Ucciso a colpi di pistola davanti alla sua parrocchia di Arakan, a North Cotabato, sull’isola di Mindanao. È morto così Padre Fausto Tentorio, missionario italiano originario della provincia di Lecco e da oltre 30 anni nelle Filippine.

L’isola di Mindanao, nel sud del paese, è ritenuta la culla del separatismo islamico. L’omicidio è avvenuto stamattina. Il killer ha agito con il volto coperto da un casco prima di darsi alla fuga. Secondo la ricostruzione della polizia l’uomo è piombato davanti alla chiesa di Padre Fausto, che aveva 59 anni, e appena lo ha visto ha aperto il fuoco. Poi è risalito sulla sua motocicletta e ha fatto perdere le sue tracce.

Nel 2003 Padre Fausto era già scampato alla morte. Prima di lui altri due sacerdoti, missionari del Pime (Pontificio Istituto Missioni Estere), erano stati uccisi a Mindanao: Padre Tullio Favalli nel 1985 e padre Salvador Carzedda nel 1992.
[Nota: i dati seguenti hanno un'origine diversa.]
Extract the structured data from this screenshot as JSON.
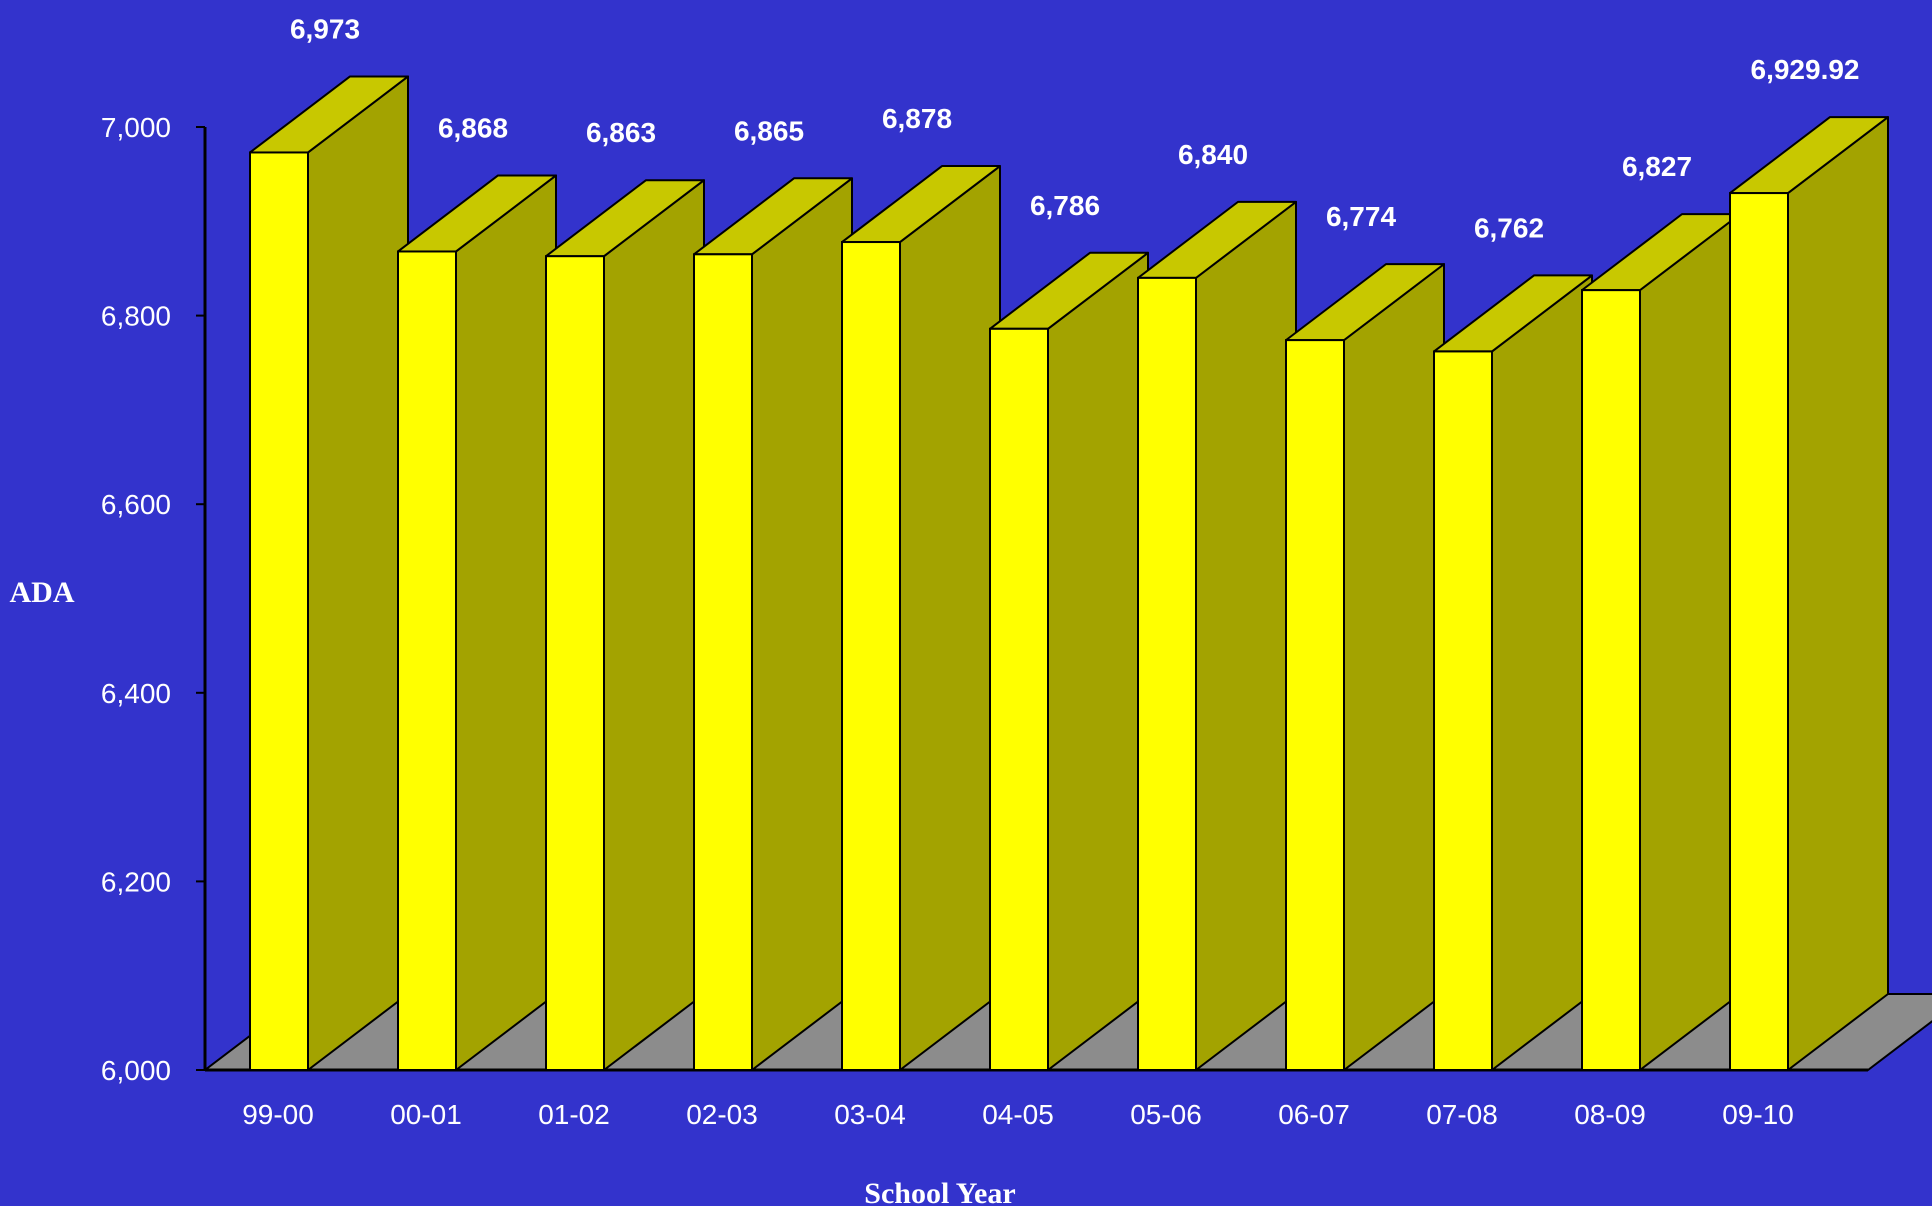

Padre Giulio Mariani, responsabile del centro missionario di Zamboanga, sede regionale del Pime, all’Ansa ha detto: “Non abbiamo parole, non riusciamo a spiegarci quanto successo''.

Padre Fausto Tentorio "ha sempre lavorato nella zona, piena di emarginati, tribali, musulmani. Era molto apprezzato. Forse ha schiacciato i piedi a qualcuno, non sappiamo ancora. Nel 2003 era sfuggito ad un tentativo di omicidio. Da piu' di 30 anni in quel posto faceva un lavoro magnifico, era amato da tutti''.

''Al momento - ha continuato Padre Mariani - non abbiamo molte informazioni. Sappiamo che padre Tentorio aveva appena finito la messa e stava entrando nella sua auto quando e' stato colpito. I fedeli che si trovavano nel convento hanno sentito gli spari e sono usciti subito, hanno visto un uomo con un casco scappare verso una moto. Loro stessi lo hanno portato all'ospedale piu' vicino, a 30 chilometri, dove hanno dichiarato la morte di padre Tentorio''.